Researchers at Chalmers University of Technology have 3D printed an object made entirely by cellulose for the first time using a 3D bioprinter.
As an organic compound, cellulose is the main component of cell walls in green plants and therefore the most abundant organic polymer on Earth. It has so far not been used in additive manufacturing processes, as it does not melt when heated. This is why wood filament, for example, consists of a mixture of PLA thermoplastic and tiny wood particles.
However, a breakthrough has now been accomplished by Professor Paul Gatenholm and his team at Wallenberg Wood Science Center. For the first time, they have 3D printed cellulose from wood using a 3D bioprinter. By mixing cellulose nanofibrils in a hydrogel consisting of 95 to 99 percent water, they obtained a gel that was then 3D printable. The next critical step was to dry the objects without them losing their shape. “The drying process is critical,” explains Paul Gatenholm. “We have developed a process in which we freeze the objects and remove the water by different means as to control the shape of the dry objects.”
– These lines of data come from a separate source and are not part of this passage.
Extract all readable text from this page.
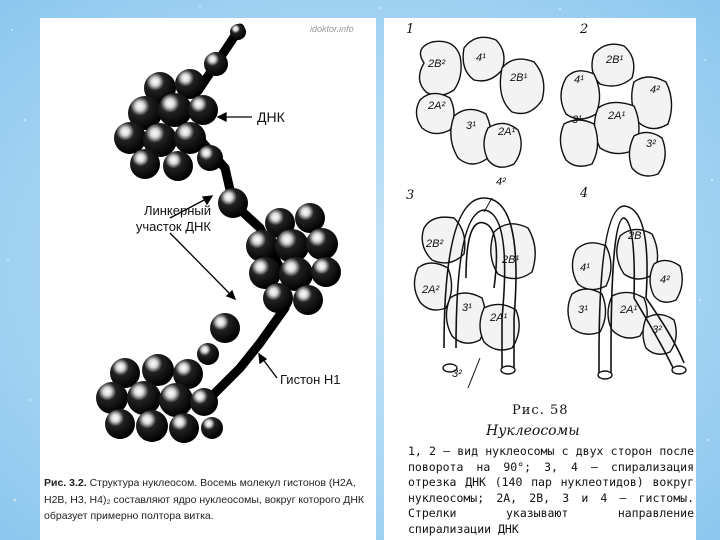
idoktor.info
ДНК
Линкерный
участок ДНК
Гистон Н1
Рис. 3.2. Структура нуклеосом. Восемь молекул гистонов (Н2А, Н2В, Н3, Н4)₂ составляют ядро нуклеосомы, вокруг которого ДНК образует примерно полтора витка.
1	2
3	4
2B²	4¹
2B¹
2A²
3¹ 2A¹
2B¹
4¹
4²
2A¹
3¹
3²
4²
2B²
2B¹
2A²
3¹
2A¹
3²
2B
4¹
4²
3¹	2A¹
3²
Рис. 58
Нуклеосомы
1, 2 — вид нуклеосомы с двух сторон после поворота на 90°; 3, 4 — спирализация отрезка ДНК (140 пар нуклеотидов) вокруг нуклеосомы; 2А, 2В, 3 и 4 — гистомы. Стрелки указывают направление спирализации ДНК
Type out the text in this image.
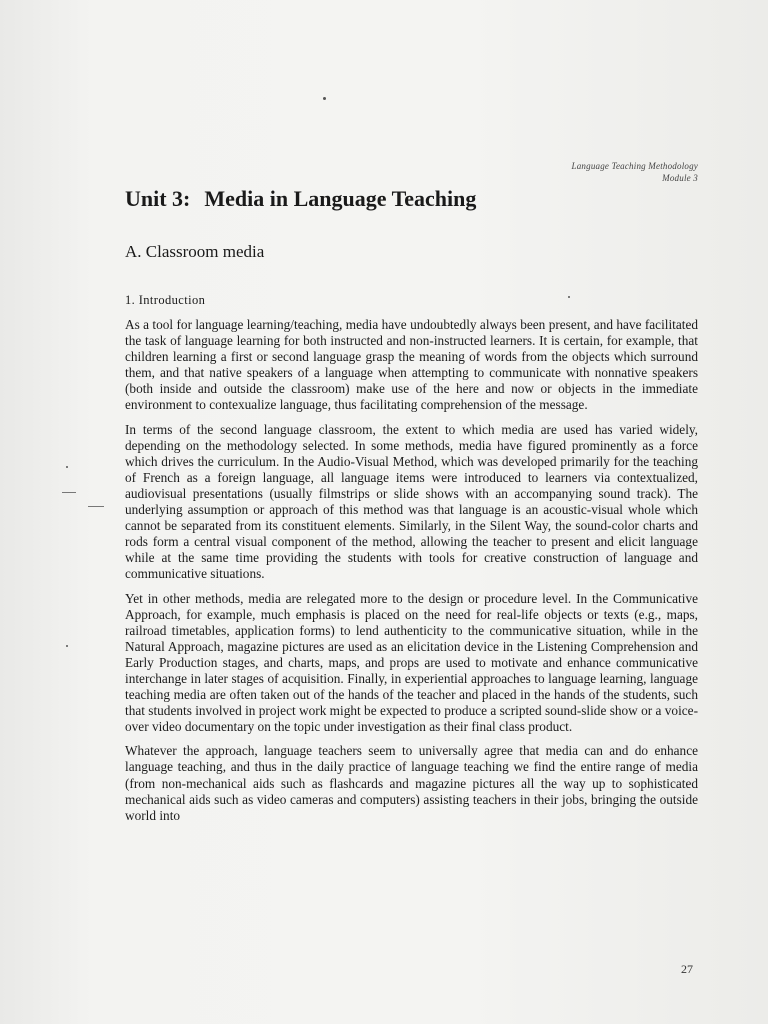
Language Teaching Methodology
Module 3
Unit 3: Media in Language Teaching
A. Classroom media
1. Introduction

As a tool for language learning/teaching, media have undoubtedly always been present, and have facilitated the task of language learning for both instructed and non-instructed learners. It is certain, for example, that children learning a first or second language grasp the meaning of words from the objects which surround them, and that native speakers of a language when attempting to communicate with nonnative speakers (both inside and outside the classroom) make use of the here and now or objects in the immediate environment to contexualize language, thus facilitating comprehension of the message.

In terms of the second language classroom, the extent to which media are used has varied widely, depending on the methodology selected. In some methods, media have figured prominently as a force which drives the curriculum. In the Audio-Visual Method, which was developed primarily for the teaching of French as a foreign language, all language items were introduced to learners via contextualized, audiovisual presentations (usually filmstrips or slide shows with an accompanying sound track). The underlying assumption or approach of this method was that language is an acoustic-visual whole which cannot be separated from its constituent elements. Similarly, in the Silent Way, the sound-color charts and rods form a central visual component of the method, allowing the teacher to present and elicit language while at the same time providing the students with tools for creative construction of language and communicative situations.

Yet in other methods, media are relegated more to the design or procedure level. In the Communicative Approach, for example, much emphasis is placed on the need for real-life objects or texts (e.g., maps, railroad timetables, application forms) to lend authenticity to the communicative situation, while in the Natural Approach, magazine pictures are used as an elicitation device in the Listening Comprehension and Early Production stages, and charts, maps, and props are used to motivate and enhance communicative interchange in later stages of acquisition. Finally, in experiential approaches to language learning, language teaching media are often taken out of the hands of the teacher and placed in the hands of the students, such that students involved in project work might be expected to produce a scripted sound-slide show or a voice-over video documentary on the topic under investigation as their final class product.

Whatever the approach, language teachers seem to universally agree that media can and do enhance language teaching, and thus in the daily practice of language teaching we find the entire range of media (from non-mechanical aids such as flashcards and magazine pictures all the way up to sophisticated mechanical aids such as video cameras and computers) assisting teachers in their jobs, bringing the outside world into

27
In an additional step, carbon nanotubes were mixed into the cellulose gel, creating electrically conductive ink after drying. Combining the two gels, the team was able to produce 3D circuits.
“Potential applications range from sensors integrated with packaging, to textiles that convert body heat to electricity, and wound dressings that can communicate with healthcare workers,” says Paul Gatenholm. “Our research group now moves on with the next challenge, to use all wood biopolymers, besides cellulose.”